O evangelho fala constantemente de reciprocidade: “Perdoamos, porque Deus nos perdoou primeiro” (Mateus 18:33-35), “amamos porque ele nos amou primeiro” (1 João 4:19). Tudo começa em Deus, mas deve terminar em nossas atitudes, são elas que refletirão uma vida transformada. Quem sabe muito bem quem é olha o próximo com a mesma misericórdia que ele espera que Deus olhe para ele.

Alguém incompreensível, no fundo é uma pessoa que ainda não aprendeu a se autoavaliar e a confessar, de forma genuína seus pecados. Quando confessamos nossos pecados a Deus, não fazemos isso só para pedir o seu perdão, mas também, de forma indireta, para entendermos quem ele é, e quem somos nós.

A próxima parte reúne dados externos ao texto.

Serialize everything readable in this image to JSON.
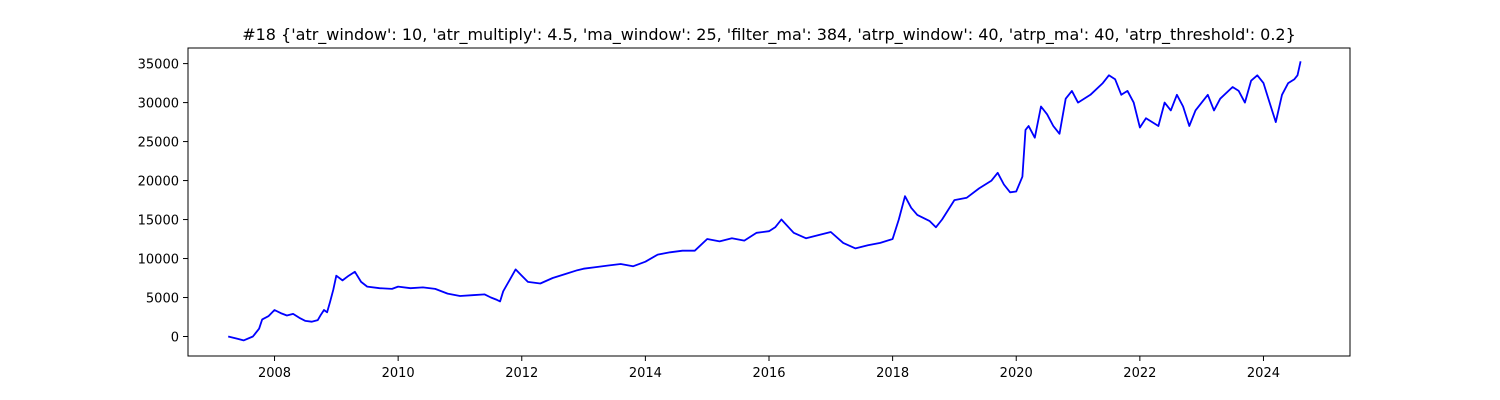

Quando genuinamente pedimos perdão a Deus, clamamos por sua misericórdia, e terminamos por entregar a nossa vida a ele. Mas acredito também que, quando confessamos os nossos pecados de forma sincera, entendemos quem somos, o quanto somos falhos, e ao entender, passamos a ser cristãos mais altruístas e compreensíveis uns com os outros. Anselm Grün, no livro “Ser uma pessoa inteira”, complementa:

“Queres reconhecer a Deus, aprende a conhecer a ti mesmo” (Evágrio) (GRÜN, 2014, p. 12).

Quando temos um encontro sincero conosco e aprendemos a nos conhecer, caminhamos de forma mais tranquila para a mudança e concomitantemente, para uma real dependência de Deus.

A vida cristã centrada começa com a ação de refletirmos quem somos, um questionamento que nos leva a Deus, por percebermos nossas fragilidades, sendo que isso impacta em como eu vou perceber a tratar as pessoas.

Quando nos idealizamos demais, não nos entregamos, por acreditarmos sermos especiais e com isso, não demoramos em condenar e a agir como se estivéssemos acima. A entrega real, reflete em atitudes reais e visíveis. Quando nos conhecemos, nós tratarmos o próximo de forma amorosa, da mesma forma como esperaríamos ser tratados.

Não é um pagamento e sim uma retribuição prática do que Deus fez por nós. Quem é realmente grato, retribui, por ter certeza quem é.

BIBLIOGRAFIA

GRÜN, Anselm, Ser uma pessoa inteira, Editora Vozes, Rio de Janeiro, 2014.